La première, c’est celle des auteurs d’inspiration néo-keynésienne qui soulignent les erreurs de jugement des dirigeants européens, et surtout de leurs conseillers économiques. Pour ces derniers, inspirés par une vision  remastérisée de l’économie néo-classique, il suffirait d’une bonne vieille cure d’austérité dans la dépense publique, d’une bonne saignée bien moralisante, pour provoquer un choc de confiance chez les agents économiques privés, et pour faire repartir de ce fait la machine économique. Cette « austérité expansionniste », qui, dans l’idéal, amènerait à zéro les dépenses publiques et à zéro l’endettement public, n’a pourtant pas l’air de bien fonctionner, tout au moins pour l’instant, et tous les néo-keynésiens de se faire un malin plaisir de le souligner, à mesure que des pays comme la Grèce, l’Italie ou l’Espagne semblent s’enfoncer dans le cycle récessif qu’ils avaient fort bien prévu. Il me semble qu’on peut classer, avec les modulations d’usage, Paul Krugman, Joseph Stiglitz, les « économistes atterrés », Patrick Artus, les économistes de l’OFCE sur cette ligne. De manière plus modérée, on voit des économistes souligner que les déficits publics doivent certes être réduits pour rendre la dette publique des Etats européens soutenable, mais qu’il faut le faire à la bonne cadence. Pour un exemple en ce sens, je citerais Anton Brender, Florence Pisani, Emile Gagna dans leur chapitre consacré à l’Europe dans La crise des dettes souveraines (Paris, La Découverte, 2012), sobrement intitulé Le drame européen (sic). Selon cette première ligne d’analyse, il suffirait que les dirigeants changent de vision des mécanismes économiques pour que les choses s’améliorent. Le point fort de cette explication à mon sens, c’est que des pays qui ne sont pas dans la zone Euro, la Grande-Bretagne pour ne pas la citer, suivent cette ligne de conduite dans leur politique économique, avec des résultats pour l’instant conformes à la vision des keynésiens, autrement dit, cela va mal.

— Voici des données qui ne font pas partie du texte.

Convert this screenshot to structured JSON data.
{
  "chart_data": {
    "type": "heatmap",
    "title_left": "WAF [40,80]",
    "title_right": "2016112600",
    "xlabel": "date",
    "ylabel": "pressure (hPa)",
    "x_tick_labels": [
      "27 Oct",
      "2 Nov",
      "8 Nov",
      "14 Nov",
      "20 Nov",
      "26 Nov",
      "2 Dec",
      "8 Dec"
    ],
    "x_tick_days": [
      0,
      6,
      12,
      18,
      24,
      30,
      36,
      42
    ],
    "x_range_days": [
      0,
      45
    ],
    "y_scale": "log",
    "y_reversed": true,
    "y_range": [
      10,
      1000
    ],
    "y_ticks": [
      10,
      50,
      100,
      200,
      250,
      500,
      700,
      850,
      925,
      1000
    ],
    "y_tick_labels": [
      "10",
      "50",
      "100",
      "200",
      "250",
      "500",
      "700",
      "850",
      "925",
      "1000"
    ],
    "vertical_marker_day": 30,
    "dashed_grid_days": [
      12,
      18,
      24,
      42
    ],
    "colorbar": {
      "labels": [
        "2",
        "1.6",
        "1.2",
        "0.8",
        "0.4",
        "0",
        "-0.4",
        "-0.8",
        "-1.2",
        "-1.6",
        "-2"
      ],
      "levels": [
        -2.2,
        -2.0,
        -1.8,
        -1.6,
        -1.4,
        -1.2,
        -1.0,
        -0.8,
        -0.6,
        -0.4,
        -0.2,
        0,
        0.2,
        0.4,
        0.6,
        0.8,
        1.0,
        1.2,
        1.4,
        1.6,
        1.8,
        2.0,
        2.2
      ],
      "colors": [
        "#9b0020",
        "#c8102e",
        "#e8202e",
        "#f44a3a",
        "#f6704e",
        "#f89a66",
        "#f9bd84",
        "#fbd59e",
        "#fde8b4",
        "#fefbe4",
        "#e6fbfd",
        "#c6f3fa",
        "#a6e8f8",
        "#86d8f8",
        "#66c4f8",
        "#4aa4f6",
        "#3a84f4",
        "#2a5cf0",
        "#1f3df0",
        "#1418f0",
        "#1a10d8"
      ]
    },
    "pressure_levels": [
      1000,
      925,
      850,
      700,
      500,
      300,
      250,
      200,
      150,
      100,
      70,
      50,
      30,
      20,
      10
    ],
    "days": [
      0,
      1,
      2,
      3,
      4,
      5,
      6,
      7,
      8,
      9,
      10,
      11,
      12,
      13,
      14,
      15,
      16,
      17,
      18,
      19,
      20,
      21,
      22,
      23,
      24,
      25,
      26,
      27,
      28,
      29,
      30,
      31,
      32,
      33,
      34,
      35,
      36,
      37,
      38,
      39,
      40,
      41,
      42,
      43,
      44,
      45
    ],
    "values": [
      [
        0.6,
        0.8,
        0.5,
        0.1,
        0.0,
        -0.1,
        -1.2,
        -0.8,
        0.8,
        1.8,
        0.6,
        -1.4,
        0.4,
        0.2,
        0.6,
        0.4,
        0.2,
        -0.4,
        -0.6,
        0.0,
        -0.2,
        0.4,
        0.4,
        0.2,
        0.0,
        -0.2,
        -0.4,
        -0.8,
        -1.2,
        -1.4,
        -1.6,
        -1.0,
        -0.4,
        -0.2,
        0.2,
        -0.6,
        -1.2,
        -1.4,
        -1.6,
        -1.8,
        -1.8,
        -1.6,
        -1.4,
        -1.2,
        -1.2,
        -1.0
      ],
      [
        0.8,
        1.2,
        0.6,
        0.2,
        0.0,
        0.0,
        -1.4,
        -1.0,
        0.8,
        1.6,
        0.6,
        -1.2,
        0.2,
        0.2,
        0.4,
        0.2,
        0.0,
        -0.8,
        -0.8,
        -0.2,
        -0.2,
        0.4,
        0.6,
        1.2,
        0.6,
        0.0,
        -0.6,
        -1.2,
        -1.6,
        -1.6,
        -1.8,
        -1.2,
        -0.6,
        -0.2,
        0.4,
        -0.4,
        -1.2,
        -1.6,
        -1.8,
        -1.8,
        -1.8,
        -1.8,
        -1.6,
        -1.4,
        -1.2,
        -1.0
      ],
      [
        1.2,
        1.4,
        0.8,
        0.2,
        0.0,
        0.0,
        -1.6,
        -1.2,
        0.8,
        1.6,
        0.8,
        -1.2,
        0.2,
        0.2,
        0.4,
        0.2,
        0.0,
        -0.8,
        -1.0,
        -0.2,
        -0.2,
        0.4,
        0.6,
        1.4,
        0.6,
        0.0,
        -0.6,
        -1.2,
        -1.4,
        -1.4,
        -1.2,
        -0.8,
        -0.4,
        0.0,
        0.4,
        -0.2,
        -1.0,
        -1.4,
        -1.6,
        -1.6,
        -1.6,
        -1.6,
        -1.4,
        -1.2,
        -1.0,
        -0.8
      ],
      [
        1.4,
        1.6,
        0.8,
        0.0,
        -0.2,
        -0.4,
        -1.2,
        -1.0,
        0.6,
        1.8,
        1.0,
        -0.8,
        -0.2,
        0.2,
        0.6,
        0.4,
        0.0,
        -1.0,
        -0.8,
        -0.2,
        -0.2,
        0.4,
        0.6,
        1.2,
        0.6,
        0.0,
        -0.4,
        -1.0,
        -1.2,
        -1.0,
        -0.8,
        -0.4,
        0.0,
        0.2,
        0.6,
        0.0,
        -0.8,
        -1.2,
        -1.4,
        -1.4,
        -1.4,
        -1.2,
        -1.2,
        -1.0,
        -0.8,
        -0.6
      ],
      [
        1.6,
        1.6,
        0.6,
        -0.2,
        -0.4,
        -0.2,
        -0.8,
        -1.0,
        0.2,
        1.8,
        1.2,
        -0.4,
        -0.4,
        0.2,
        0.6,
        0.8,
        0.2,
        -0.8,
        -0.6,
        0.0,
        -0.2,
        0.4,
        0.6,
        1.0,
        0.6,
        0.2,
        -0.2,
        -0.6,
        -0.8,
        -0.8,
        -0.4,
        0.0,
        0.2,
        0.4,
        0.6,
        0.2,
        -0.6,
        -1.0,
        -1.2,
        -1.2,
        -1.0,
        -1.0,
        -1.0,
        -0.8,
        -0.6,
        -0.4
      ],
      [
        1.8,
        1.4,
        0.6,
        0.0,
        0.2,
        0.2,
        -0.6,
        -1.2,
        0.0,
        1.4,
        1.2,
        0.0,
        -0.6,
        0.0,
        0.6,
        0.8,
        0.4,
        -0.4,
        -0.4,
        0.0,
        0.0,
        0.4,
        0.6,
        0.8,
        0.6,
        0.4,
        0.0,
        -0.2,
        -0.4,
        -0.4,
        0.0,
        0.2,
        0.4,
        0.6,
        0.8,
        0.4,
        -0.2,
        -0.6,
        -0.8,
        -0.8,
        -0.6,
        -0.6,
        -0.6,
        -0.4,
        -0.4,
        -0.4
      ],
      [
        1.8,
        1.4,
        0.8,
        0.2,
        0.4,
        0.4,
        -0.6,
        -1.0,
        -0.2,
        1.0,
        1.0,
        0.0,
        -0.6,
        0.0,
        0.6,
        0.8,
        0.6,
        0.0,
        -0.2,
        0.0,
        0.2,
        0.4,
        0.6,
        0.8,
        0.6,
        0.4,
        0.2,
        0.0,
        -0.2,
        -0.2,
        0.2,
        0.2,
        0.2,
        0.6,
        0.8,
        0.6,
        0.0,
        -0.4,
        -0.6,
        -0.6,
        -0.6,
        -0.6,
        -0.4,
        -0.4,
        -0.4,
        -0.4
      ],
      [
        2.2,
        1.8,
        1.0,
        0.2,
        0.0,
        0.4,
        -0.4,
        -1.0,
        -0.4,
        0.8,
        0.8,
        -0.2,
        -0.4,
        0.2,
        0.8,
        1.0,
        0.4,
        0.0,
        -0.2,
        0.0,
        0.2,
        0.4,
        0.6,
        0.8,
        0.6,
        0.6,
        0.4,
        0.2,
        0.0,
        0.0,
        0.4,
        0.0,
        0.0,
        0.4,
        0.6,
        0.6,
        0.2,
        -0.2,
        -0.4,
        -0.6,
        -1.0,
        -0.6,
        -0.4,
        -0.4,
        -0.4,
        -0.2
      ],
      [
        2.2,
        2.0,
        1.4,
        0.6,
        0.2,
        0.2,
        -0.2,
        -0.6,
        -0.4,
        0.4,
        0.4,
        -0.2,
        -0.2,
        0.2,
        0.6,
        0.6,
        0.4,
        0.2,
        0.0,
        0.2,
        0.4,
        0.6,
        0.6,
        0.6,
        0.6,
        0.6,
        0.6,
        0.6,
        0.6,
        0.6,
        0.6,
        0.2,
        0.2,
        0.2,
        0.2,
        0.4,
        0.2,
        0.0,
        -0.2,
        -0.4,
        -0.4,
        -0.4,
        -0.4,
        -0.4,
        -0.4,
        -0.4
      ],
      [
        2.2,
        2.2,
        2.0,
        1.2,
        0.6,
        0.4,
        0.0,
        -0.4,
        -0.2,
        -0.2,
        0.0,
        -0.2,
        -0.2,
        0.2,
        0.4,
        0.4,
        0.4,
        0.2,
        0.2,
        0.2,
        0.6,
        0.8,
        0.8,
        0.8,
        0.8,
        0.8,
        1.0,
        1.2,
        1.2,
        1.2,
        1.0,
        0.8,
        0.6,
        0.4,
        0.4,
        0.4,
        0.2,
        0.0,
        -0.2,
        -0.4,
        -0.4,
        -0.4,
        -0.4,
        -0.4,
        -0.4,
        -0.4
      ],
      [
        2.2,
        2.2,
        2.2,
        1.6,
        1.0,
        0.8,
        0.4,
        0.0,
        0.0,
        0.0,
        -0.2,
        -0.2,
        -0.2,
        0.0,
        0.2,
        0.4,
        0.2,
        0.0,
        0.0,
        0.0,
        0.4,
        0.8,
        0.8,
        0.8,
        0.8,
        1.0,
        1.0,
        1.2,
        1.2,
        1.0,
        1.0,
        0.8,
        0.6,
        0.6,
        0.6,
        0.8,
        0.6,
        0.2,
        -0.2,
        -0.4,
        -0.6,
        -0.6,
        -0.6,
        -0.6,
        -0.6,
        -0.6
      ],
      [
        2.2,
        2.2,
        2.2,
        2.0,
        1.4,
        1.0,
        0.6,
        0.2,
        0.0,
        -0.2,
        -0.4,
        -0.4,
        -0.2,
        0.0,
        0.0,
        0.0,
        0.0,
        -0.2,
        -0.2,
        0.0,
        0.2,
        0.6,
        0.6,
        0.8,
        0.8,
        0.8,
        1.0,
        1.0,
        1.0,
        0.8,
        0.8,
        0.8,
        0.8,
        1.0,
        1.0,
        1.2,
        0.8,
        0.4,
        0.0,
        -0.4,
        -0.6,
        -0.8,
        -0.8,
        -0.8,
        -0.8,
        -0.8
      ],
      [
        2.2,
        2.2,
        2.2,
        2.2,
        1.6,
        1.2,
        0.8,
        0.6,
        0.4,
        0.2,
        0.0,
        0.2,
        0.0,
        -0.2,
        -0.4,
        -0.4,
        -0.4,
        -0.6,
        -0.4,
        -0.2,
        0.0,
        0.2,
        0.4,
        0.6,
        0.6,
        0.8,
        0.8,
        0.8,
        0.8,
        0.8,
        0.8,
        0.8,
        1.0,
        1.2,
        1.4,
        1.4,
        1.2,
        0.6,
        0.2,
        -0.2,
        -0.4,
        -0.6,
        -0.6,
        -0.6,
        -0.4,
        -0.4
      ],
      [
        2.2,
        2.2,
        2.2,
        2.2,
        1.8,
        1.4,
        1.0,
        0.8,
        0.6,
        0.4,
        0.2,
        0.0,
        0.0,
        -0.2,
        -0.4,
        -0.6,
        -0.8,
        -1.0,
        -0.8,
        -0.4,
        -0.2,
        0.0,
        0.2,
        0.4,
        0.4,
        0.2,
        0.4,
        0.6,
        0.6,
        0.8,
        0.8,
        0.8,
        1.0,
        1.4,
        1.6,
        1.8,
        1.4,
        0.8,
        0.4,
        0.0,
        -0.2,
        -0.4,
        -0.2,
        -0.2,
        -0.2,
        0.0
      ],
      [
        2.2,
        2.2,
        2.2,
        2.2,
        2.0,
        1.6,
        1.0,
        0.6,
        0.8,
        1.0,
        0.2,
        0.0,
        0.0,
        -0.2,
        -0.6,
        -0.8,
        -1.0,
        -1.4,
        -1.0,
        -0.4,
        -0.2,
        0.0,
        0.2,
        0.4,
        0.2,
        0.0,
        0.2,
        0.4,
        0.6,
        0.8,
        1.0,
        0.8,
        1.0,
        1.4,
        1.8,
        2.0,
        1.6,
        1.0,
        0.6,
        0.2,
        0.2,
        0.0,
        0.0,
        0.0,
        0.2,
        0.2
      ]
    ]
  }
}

La seconde est institutionnaliste. Étant donné la structure des institutions européennes au départ de la crise économique, le résultat ne pouvait être qu’une incapacité à trouver un acteur capable de relancer l’économie européenne  au niveau global. L’Union européenne (en tant que Commission européenne) possède un budget réduit à 1% du PIB européen, et n’a en plus que peu de ressources fiscales propres, pour ne pas dire en pratique aucune. Le pur aspect institutionnel ne suffit cependant pas à épuiser cette ligne d’explication. De fait,  les acteurs politiques nationaux ont largement contourné les règles établies lors du  Traité de Maastricht. La clause de « no bail-out », de non-renflouement d’un État par ses partenaires, a largement été ignorée, en particulier pour la Grèce. Il serait bien évidemment intéressant de construite un contre-factuel, où les règles européennes sont strictement respectées. La Grèce fait défaut sur sa dette publique au printemps 2010, que se passe-t-il ensuite? Les banques grecques sautent, les grandes banques européennes sautent, et ensuite? Comme on sait bien que la Grèce a été aidée à ce moment-là, toute une analyse politologique et économique en découle qui souligne à l’envi le poids de certains acteurs-clés, qui ont justement refusé de « sauter ». Du point de vue des remèdes, contrairement à la vision précédente, il ne s’agit pas alors tant de changer la vision de l’économie des dirigeants européens, que les contraintes institutionnelles des uns et des autres. L’idée d’une vraie fédération se trouve  ici au bout du tunnel. Évidemment, s’il existait une Fédération européenne avec un budget conséquent, on pourrait envisager une politique contra-cyclique à l’échelle continentale. Si les faillites bancaire deviennent l’affaire de la Fédération, c’est le contribuable européen qui les paye. Sans le grand soir fédéral, c’est (presque) chacun pour soi, et l’Euro pour tous, et de belles années de stagnation à venir.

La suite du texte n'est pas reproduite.